Deputy Chief of Navy, Rear Admiral Mark Hammond, joined staff from Navy’s Construction Branch in Adelaide today to mark the start of construction of the first of 12 new Offshore Patrol Vessels (OPV).
RADM Hammond attended the Osborne Naval Shipyard to see the welding of the first two component blocks which will form part of the first vessel off the production line.
The event included the announcement that Navy’s new Offshore Patrol Vessels will be known as the Arafura Class, with the first vessel to be commissioned HMAS Arafura when she enters service in 2022.
RADM Hammond said calling the vessels Arafura Class reflected the significance of Navy’s lasting operations to protect Australia’s interests in the Arafura Sea between Cape York and Cape Don.
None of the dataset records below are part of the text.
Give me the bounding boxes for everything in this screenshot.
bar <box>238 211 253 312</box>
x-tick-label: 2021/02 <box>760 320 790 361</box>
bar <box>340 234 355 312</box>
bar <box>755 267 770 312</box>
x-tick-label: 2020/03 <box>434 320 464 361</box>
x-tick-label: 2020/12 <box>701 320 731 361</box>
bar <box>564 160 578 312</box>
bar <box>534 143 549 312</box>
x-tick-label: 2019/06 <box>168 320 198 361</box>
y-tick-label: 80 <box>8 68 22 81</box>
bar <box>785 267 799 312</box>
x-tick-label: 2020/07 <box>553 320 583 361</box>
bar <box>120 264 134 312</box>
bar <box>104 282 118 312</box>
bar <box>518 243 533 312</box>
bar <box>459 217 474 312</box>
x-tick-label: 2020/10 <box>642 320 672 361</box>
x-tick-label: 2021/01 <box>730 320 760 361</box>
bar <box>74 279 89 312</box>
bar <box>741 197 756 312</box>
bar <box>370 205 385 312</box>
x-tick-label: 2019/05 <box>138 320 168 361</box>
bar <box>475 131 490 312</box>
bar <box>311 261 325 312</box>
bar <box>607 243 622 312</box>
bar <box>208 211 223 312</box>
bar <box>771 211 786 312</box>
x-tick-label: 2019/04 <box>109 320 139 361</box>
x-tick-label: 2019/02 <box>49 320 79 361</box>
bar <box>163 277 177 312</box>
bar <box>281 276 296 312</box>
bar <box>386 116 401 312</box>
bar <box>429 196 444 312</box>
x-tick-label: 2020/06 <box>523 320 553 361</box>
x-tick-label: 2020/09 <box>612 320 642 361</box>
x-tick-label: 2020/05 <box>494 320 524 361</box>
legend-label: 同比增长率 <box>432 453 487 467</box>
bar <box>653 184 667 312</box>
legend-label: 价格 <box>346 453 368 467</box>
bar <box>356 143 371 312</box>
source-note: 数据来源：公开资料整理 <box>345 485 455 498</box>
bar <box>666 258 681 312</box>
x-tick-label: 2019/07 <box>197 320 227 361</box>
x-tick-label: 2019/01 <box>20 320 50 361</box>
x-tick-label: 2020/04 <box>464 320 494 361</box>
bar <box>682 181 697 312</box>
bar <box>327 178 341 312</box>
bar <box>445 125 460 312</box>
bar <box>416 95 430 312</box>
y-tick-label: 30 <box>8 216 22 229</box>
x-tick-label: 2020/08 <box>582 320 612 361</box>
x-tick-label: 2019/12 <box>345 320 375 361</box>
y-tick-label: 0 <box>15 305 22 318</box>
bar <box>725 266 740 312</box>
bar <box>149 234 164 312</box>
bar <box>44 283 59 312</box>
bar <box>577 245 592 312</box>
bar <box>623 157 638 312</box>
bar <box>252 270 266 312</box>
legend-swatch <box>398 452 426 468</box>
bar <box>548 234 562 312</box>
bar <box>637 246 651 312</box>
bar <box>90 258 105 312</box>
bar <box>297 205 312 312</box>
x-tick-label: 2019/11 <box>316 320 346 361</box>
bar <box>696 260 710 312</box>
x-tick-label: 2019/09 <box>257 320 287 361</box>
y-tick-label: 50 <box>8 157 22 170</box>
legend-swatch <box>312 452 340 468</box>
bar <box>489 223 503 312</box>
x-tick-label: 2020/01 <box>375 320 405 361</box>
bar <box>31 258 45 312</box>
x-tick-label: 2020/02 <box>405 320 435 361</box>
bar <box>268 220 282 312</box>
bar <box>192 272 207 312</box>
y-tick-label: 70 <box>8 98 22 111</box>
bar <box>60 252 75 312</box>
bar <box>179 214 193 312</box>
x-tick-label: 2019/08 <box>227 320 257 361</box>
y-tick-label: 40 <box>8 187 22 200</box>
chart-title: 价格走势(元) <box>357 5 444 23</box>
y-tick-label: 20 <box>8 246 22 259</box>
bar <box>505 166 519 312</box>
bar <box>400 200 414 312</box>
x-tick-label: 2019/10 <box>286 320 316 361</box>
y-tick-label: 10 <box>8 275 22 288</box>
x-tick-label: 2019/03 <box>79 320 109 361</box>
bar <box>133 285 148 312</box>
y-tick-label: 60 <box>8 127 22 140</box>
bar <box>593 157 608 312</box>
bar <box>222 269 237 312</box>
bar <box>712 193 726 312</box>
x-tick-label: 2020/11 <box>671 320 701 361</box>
“This name encapsulates the significant role our maritime regions have in the nation’s security and economic prosperity, importantly the littoral regions around the Australian continent,” he said.
“This is a much more capable class of ship with greater range, endurance, improved accommodation for the crew staying at sea longer and in every respect it will outperform older patrol boats.”
“The Arafura Class crews will be tight knit, executing very important missions that will ultimately lead to a great sense of camaraderie and achievement in doing something that’s worthwhile.”
The Arafura Class is a custom Australian variant of German shipbuilder Lürssen’s PV80 design and is 80 metres in length with a displacement of around 1,700 tonnes and a draught of 4 metres.
The Arafura Class will replace the Armidale Class and Cape Class patrol boats and will primarily be used for constabulary missions, maritime patrol and response duties.
The OPV design will support specialist mission packages, such as a maritime tactical unmanned aerial system, and into the future, rapid environmental assessment and deployable mine counter measure capabilities.
The first two Arafura Class vessels will be built at Osborne with the following ten to be built at Henderson in Western Australia.